In my presentation I would like to point to possible new directions in the United States Indian policy which began to be discussed in the last decades of the twentieth century and which are gaining increasingly more clear contours at the present time. The United States deals with Indian tribes as “domestic dependent nations.” The status of Indian tribes in the United States is that of nations, not ethnic minorities, with the inherent right to exercise sovereign powers over their citizens, territory, and property through independent political structures.
This fact separates Indian nations from the multicultural perspective of American society and is expressed by the term “government-to-government relationship.” Throughout the history of the United States, tribal-federal relationship assumed various forms depending on the implementation of frequently changing federal Indian policies which were not stable and clearly articulated until the announcement of the self-determination policy in 1970. Today, after more than forty years since the official inauguration of the self-determination policy, there is a lack of specific vision which could be shared by the federal government and Indians.

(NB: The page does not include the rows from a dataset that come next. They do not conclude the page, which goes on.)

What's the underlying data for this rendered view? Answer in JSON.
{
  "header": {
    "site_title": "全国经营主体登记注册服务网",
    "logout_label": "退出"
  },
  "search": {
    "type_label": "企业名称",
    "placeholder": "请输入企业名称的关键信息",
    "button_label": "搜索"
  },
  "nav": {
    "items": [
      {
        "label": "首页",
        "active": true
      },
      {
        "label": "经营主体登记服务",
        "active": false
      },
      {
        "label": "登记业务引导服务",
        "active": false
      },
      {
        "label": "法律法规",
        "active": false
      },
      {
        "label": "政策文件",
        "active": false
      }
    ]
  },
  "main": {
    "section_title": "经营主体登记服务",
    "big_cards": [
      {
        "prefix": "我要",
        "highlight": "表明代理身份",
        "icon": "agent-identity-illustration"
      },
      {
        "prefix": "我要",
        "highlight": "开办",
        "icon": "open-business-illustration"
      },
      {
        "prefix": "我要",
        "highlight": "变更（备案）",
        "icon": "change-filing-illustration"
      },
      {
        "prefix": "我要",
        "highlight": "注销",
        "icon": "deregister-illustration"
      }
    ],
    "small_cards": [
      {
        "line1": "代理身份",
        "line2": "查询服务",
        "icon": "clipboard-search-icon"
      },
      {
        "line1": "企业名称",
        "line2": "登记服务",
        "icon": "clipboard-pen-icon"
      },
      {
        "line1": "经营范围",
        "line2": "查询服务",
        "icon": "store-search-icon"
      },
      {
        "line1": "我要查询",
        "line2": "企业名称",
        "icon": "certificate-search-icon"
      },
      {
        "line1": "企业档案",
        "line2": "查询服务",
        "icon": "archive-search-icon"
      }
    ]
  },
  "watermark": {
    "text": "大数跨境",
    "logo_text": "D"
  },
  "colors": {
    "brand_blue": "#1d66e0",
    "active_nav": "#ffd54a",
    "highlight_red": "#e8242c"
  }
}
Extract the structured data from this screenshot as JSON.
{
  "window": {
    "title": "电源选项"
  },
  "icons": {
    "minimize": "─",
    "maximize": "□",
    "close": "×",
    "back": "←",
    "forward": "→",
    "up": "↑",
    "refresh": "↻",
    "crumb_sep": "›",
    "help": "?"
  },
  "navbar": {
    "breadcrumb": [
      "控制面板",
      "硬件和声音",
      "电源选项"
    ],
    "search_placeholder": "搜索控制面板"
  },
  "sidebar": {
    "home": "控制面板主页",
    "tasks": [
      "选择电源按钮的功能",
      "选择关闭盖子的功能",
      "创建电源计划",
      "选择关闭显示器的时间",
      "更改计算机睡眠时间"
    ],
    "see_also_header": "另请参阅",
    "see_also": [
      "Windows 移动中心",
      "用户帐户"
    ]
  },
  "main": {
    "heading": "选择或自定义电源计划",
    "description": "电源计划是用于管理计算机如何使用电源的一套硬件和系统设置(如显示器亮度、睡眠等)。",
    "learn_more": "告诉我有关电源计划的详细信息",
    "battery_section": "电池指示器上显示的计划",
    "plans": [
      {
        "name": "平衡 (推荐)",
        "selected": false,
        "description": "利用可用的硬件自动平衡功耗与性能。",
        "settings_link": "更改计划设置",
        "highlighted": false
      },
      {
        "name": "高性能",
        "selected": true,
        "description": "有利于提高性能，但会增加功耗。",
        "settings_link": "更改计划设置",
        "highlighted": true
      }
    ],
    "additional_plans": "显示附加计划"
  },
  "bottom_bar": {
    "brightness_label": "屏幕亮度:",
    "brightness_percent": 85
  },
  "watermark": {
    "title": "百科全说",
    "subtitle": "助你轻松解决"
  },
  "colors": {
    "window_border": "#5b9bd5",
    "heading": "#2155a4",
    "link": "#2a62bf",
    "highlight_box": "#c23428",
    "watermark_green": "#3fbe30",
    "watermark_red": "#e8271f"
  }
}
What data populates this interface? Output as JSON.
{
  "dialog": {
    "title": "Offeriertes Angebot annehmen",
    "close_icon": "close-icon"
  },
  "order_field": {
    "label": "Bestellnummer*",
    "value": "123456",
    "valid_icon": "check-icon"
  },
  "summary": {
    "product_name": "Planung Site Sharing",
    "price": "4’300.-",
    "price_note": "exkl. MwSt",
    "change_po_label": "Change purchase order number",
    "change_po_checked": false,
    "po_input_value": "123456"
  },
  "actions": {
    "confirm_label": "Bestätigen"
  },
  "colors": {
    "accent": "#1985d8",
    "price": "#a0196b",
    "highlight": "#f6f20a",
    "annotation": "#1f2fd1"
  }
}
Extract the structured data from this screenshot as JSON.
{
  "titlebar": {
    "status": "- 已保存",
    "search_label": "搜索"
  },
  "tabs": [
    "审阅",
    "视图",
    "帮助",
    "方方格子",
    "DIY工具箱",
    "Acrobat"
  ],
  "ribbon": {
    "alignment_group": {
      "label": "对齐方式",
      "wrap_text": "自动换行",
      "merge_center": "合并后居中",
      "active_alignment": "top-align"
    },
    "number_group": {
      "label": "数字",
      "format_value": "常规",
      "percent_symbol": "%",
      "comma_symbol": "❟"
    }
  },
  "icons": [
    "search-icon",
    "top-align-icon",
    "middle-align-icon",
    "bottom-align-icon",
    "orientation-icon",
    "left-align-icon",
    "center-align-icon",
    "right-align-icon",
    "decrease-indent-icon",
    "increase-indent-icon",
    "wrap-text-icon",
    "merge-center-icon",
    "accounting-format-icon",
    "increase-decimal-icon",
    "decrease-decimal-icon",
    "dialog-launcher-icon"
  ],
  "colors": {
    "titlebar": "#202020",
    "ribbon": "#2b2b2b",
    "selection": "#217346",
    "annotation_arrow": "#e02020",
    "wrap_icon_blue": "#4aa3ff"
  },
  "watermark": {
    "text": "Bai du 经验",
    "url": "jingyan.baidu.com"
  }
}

Obama’s Presidential Campaign in 2008 and the first years of his presidency instilled a lot of hope in Native peoples that a new era in Indian affairs would take place, an era characterized by more consensual relations with the federal government. In my contribution I would like to mention the possibilities of realizing bipartisan consensual relations.
If the U.S. government created a space for political negotiations with tribal leaders and made tribal consultation legally enforceable it would not only strengthen the government-to-government relationship but also the American democracy.